No della Corte europea al marchio cannabis per le bevande
Tutta la vicenda è iniziata nel 2003, quando il signor Torresan ha ottenuto dall’Ufficio dei marchi comunitari, l'UAMI, la registrazione del marchio "cannabis" per birre, vini e distillati. In seguito, il marchio è stato dichiarato nullo dalla stessa UAMI, su richiesta di una ditta tedesca, che contestava l'uso del termine. Ma Torresan porta il caso alla Corte europea sostenendo che la parola "cannabis" è allo stesso tempo un nome comune e un marchio di fantasia, senza alcuna relazione con le caratteristiche di birre e altri alcolici. Il segno "cannabis", sostiene l'imprenditore, "era presente sul mercato italiano come marchio fin dal 1996 e, dal 1999 ha acquisito una notorietà considerevole come marchio comunitario per birre, vini e spiriti", senza tuttavia avere alcun legame descrittivo con il prodotto al quale si accompagna.

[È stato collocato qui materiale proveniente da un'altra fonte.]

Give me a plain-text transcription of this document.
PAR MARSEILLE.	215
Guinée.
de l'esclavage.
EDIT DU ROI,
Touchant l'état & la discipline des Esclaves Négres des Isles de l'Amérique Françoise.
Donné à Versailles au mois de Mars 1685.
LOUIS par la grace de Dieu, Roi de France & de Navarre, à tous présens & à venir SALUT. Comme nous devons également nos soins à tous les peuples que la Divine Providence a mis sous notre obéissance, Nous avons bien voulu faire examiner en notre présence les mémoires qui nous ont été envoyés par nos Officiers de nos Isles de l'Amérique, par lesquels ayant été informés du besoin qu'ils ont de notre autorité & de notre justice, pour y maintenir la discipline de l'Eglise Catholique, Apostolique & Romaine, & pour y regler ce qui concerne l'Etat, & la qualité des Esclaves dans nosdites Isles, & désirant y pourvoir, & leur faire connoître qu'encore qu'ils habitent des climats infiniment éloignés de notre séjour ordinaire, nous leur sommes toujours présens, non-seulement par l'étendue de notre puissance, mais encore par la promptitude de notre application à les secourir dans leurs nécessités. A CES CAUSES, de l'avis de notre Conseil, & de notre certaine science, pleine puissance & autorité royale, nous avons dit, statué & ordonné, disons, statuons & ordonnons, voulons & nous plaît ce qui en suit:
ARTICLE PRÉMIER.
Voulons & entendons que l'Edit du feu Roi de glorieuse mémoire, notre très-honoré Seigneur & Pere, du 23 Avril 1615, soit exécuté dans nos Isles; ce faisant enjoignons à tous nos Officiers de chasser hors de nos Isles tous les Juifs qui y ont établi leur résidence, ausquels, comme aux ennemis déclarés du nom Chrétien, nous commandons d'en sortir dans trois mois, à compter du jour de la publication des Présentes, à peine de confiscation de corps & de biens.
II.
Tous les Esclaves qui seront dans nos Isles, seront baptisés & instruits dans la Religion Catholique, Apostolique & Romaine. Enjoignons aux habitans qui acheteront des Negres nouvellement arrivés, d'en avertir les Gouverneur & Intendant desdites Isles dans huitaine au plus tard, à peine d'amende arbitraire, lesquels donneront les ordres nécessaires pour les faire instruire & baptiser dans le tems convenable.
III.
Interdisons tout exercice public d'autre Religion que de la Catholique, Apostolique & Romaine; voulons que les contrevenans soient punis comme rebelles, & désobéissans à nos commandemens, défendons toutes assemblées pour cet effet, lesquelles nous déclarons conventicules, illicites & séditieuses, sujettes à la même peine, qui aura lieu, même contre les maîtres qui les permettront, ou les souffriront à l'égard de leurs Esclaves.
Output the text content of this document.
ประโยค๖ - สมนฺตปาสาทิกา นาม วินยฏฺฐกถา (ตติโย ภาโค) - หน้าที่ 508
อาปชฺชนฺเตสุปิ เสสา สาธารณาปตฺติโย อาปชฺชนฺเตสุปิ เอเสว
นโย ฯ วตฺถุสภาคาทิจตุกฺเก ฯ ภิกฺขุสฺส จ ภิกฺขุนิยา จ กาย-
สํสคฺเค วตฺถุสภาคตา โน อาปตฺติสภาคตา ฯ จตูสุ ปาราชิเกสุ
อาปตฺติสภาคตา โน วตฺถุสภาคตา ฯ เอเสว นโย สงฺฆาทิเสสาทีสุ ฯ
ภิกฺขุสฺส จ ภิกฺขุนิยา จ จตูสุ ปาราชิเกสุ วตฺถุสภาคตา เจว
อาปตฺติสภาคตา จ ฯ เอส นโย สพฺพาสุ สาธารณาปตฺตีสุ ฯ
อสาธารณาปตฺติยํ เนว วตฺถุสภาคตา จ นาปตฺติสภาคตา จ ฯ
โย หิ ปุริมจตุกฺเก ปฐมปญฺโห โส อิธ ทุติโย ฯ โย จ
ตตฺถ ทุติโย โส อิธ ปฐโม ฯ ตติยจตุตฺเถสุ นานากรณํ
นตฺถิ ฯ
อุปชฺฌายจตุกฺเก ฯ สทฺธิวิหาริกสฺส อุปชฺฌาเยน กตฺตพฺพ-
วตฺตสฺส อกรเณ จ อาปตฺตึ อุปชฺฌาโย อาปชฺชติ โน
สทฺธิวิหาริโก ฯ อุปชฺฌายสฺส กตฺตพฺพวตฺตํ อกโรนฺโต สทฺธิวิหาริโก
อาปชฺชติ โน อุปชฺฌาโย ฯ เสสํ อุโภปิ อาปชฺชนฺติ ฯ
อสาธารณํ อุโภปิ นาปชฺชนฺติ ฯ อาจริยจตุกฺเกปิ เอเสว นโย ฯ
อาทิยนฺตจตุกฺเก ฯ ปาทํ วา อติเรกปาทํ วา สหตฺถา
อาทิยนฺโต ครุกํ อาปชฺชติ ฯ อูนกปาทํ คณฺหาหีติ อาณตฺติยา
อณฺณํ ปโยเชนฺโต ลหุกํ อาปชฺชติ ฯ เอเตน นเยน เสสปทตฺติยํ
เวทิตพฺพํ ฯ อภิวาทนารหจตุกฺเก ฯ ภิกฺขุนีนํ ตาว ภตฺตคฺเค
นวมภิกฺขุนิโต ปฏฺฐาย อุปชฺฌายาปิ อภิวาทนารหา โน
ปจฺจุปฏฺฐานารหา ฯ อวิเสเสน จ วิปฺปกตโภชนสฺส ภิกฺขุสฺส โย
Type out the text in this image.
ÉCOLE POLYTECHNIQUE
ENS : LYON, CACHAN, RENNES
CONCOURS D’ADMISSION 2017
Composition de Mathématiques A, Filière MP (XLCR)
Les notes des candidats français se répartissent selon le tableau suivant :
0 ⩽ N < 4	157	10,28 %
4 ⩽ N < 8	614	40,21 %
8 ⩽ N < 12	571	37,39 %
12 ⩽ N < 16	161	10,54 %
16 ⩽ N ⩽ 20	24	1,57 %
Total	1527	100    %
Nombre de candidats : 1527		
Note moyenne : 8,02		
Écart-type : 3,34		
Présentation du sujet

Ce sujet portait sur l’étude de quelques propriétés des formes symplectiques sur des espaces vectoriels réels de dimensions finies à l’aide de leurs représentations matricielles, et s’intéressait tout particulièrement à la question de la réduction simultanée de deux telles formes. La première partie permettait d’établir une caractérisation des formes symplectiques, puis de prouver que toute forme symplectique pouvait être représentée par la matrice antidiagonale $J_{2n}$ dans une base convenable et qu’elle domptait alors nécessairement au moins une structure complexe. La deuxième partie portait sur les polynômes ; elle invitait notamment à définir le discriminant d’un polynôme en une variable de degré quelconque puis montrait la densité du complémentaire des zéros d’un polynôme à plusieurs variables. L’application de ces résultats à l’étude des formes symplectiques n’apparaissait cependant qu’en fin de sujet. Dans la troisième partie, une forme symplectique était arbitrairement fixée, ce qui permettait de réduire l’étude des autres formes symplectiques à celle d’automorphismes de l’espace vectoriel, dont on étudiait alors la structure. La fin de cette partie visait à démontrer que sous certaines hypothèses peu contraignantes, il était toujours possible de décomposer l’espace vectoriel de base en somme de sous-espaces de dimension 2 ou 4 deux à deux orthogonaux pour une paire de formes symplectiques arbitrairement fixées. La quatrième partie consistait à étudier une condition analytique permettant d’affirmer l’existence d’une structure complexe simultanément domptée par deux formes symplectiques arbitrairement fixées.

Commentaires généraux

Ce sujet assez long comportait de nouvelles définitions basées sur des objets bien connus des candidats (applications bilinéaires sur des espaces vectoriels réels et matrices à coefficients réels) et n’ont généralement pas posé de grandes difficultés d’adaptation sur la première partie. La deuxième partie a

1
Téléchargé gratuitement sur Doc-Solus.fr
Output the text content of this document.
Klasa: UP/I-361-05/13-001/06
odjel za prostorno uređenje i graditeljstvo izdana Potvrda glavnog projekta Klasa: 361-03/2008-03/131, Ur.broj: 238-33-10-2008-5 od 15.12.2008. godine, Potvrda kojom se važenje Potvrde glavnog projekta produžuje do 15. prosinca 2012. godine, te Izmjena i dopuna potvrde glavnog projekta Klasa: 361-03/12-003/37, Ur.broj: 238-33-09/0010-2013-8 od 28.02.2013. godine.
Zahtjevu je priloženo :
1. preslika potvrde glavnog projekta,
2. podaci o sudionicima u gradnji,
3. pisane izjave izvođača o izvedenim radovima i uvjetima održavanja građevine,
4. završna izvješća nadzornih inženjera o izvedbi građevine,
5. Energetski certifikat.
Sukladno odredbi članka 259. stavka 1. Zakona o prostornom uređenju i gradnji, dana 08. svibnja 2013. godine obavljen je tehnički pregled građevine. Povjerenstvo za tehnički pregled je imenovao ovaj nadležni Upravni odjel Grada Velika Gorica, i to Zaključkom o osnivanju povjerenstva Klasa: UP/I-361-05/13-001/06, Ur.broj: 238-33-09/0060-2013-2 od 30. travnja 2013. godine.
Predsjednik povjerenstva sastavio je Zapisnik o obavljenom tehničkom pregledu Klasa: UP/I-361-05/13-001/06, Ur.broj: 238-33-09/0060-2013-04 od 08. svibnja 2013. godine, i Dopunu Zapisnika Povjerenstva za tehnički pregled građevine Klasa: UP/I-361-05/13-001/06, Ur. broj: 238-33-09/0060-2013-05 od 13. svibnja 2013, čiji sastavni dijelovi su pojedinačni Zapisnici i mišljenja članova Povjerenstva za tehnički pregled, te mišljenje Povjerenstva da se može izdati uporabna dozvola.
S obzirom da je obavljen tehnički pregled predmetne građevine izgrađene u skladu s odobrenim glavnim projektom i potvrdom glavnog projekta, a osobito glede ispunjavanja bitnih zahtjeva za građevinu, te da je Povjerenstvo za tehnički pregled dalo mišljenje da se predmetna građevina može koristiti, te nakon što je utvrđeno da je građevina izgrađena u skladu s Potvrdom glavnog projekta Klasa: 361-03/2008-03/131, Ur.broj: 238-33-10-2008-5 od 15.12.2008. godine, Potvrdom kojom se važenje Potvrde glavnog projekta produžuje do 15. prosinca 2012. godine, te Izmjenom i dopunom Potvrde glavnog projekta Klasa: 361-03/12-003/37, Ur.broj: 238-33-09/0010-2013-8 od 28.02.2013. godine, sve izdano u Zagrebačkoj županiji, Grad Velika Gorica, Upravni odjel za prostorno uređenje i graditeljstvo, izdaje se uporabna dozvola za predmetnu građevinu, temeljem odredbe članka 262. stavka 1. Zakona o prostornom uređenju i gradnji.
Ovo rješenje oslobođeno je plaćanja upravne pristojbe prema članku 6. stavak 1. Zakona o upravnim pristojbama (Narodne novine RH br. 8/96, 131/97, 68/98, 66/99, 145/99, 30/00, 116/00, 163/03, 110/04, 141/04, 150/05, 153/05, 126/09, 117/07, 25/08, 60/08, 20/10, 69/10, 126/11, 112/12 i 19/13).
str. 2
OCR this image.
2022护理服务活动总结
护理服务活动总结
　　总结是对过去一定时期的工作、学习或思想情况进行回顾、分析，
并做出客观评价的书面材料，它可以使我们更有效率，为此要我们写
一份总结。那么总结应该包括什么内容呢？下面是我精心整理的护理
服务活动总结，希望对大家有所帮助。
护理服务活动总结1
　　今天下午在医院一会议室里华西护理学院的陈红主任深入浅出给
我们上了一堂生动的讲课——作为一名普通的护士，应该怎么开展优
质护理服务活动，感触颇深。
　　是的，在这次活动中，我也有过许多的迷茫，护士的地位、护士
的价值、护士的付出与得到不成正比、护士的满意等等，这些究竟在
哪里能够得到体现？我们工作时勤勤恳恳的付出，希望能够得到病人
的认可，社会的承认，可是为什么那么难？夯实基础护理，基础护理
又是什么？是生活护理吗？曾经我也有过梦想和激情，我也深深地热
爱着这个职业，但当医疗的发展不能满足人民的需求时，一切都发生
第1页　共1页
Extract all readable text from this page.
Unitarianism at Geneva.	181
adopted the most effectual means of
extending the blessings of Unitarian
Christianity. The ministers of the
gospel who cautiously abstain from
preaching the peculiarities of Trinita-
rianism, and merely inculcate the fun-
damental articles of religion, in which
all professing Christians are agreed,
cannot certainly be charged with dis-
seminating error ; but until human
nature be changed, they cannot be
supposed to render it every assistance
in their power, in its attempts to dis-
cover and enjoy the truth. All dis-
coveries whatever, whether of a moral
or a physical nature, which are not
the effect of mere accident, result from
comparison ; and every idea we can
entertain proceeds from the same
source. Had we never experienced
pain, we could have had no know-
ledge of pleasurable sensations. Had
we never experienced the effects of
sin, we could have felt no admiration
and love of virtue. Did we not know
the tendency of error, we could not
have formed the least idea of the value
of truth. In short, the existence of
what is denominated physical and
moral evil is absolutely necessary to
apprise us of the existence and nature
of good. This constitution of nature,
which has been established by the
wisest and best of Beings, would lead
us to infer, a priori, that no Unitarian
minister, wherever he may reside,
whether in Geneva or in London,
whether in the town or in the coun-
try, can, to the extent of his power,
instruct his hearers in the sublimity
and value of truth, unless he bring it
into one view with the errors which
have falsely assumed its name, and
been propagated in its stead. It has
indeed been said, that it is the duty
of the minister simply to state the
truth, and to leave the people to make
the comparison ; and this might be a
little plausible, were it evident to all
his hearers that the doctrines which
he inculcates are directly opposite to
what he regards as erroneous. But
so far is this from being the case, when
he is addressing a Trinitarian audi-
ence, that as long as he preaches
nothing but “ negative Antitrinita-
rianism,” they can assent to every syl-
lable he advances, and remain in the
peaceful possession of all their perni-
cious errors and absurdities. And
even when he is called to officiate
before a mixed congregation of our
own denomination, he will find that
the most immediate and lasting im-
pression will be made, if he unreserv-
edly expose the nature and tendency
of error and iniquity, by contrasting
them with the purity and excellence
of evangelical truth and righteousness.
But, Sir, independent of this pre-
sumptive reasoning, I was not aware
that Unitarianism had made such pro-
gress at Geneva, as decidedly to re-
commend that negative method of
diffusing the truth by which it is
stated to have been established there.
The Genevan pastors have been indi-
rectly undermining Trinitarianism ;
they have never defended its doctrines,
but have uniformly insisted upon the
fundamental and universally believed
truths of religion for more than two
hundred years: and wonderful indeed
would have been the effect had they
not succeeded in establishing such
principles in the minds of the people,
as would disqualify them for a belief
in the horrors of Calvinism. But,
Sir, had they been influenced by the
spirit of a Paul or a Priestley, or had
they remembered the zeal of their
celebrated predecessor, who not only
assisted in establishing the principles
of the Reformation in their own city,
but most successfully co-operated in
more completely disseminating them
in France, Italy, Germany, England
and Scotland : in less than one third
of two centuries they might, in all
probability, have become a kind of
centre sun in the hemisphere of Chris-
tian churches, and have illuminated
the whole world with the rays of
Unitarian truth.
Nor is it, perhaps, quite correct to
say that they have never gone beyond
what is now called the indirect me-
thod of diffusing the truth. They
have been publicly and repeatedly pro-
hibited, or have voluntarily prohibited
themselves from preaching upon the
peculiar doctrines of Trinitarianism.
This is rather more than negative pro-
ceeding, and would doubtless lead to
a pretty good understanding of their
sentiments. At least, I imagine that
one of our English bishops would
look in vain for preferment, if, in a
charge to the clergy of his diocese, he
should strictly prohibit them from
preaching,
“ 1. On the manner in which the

Ma secondo la Corte c'è un'incongruenza inaccettabile. I tre possibili significati della parola "cannabis", secondo la Corte, sono: pianta tessile, sostanza stupefacente e sostanza utilizzata per scopi terapeutici. La parola è utilizzata nel settore alimentare per la fabbricazione di tè, oli e tisane ma anche paste, prodotti di panetteria e biscotteria, senza però che la sua presenza – molto limitata - provochi alcun effetto stupefacente. L'esatto contrario, dice la Corte, di quanto potrebbe pensare un consumatore mediamente attento e informato, che sarebbe invece stimolato a comprare il bene attratto dalla possibilità di ottenere le stesse sensazioni ottenute dal consumo della cannabis. L'imprenditore avrà due mesi di tempo per impugnare la decisione del Tribunale ma limitatamente alle questioni di diritto.